The Tribunal also issues findings on racism, “inaction in the face of need” and “unconscious” bias in the health sector. Among its finding on racism and discrimination, the Tribunal states that “the Crown’s failure to adequately identify or address problems with primary care funding is another manifestation of institutional racism” and that actions that contribute to racism are breaches of the Treaty principles.

The days of the ‘three Ps’ are numbered

One of the features of the health system, since the Royal Commission on Social Policy in 1988, has been the use of three Treaty principles: partnership, participation and protection. Anyone who has ever thought they needed to prepare for a “Treaty” question in a government job interview has committed this to memory. Me included.

However, this new report states that these three principles don’t “adequately reflect the Treaty or its principles”, referring to them as “outdated” and in need of reform. In the hearing process the Ministry of Health seemed to agree and said it would develop principles as part of its work to develop a Māori health action plan. The Tribunal tells the Crown that this proposal is unnecessary and instead recommends a set of principles to be applied in the primary health care system. There are more than three and they don’t all start with P. But combined they provide a nuanced and substantial guidance on applying the Treaty in the health sector.

A Māori primary health authority?

The Tribunal was asked, during hearings, to make recommendations on the establishment of an independent Māori health authority. The Tribunal has instead made a recommendation that the Crown and claimants work together to explore the concept of a standalone Māori primary health authority.

The expectation of the Tribunal is that the Crown and claimants will report back to it in January 2020 on progress, it is also the Tribunal’s expectation that the Crown will fund this process. The timing is critical here as it also allows whatever comes out of this exploratory phase by the claimants and the Crown to feed into the Health and Disability System Review, led by Heather Simpson, which is due to report to government next year.

The impact of the Tribunal’s report

The impact of the Hauora report will become clearer over the coming weeks.

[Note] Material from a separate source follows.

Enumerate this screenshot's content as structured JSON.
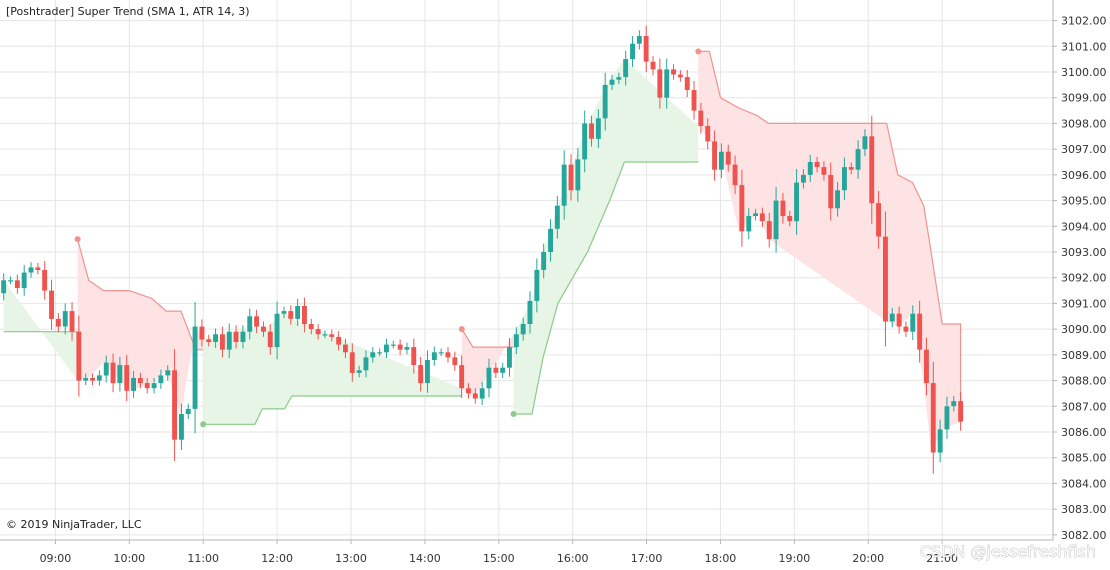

The Crown has been specifically thanked by the Tribunal for its constructive contribution to the inquiry, and now officials have said “it will be important to review its findings and recommendations to inform how best to progress matters further”. The claimants have identified it as a “watershed report” and have seen it as vindication.

The findings of the Tribunal also have to extend beyond the Crown’s health sector. Just today I heard numerous references to Oranga Tamariki legislation which sets the reduction of disparities as an objective for the department’s policies and practices. However, the Tribunal’s reasoning on this language being a lesser standard than “equity” (and not Treaty-compliant) has to be on the minds of Crown officials now, and this should impact practice too.

The challenge now, however, is for the government to act on these recommendations to improve Māori primary health care and wellbeing generally. As we have learned with Ko Aotearoa Tēnei, it is very possible for a government to ignore Tribunal findings and go about their business much as they already were.

While the rhetoric of our current government would suggest it is open to pro-equity recommendations, the Tribunal report reminds us that many of us had hope before. Specifically the period at the start of the 2000s with the establishment of primary health organisation, is described as a period of hope in the report. But the health system failed to deliver on that hope, instead being swayed significantly by political moves like the “Orewa speech” on purported Māori privilege. So I would say any hope now would have to be cautious. But cautious hope is something – and it makes very clear what must happen next.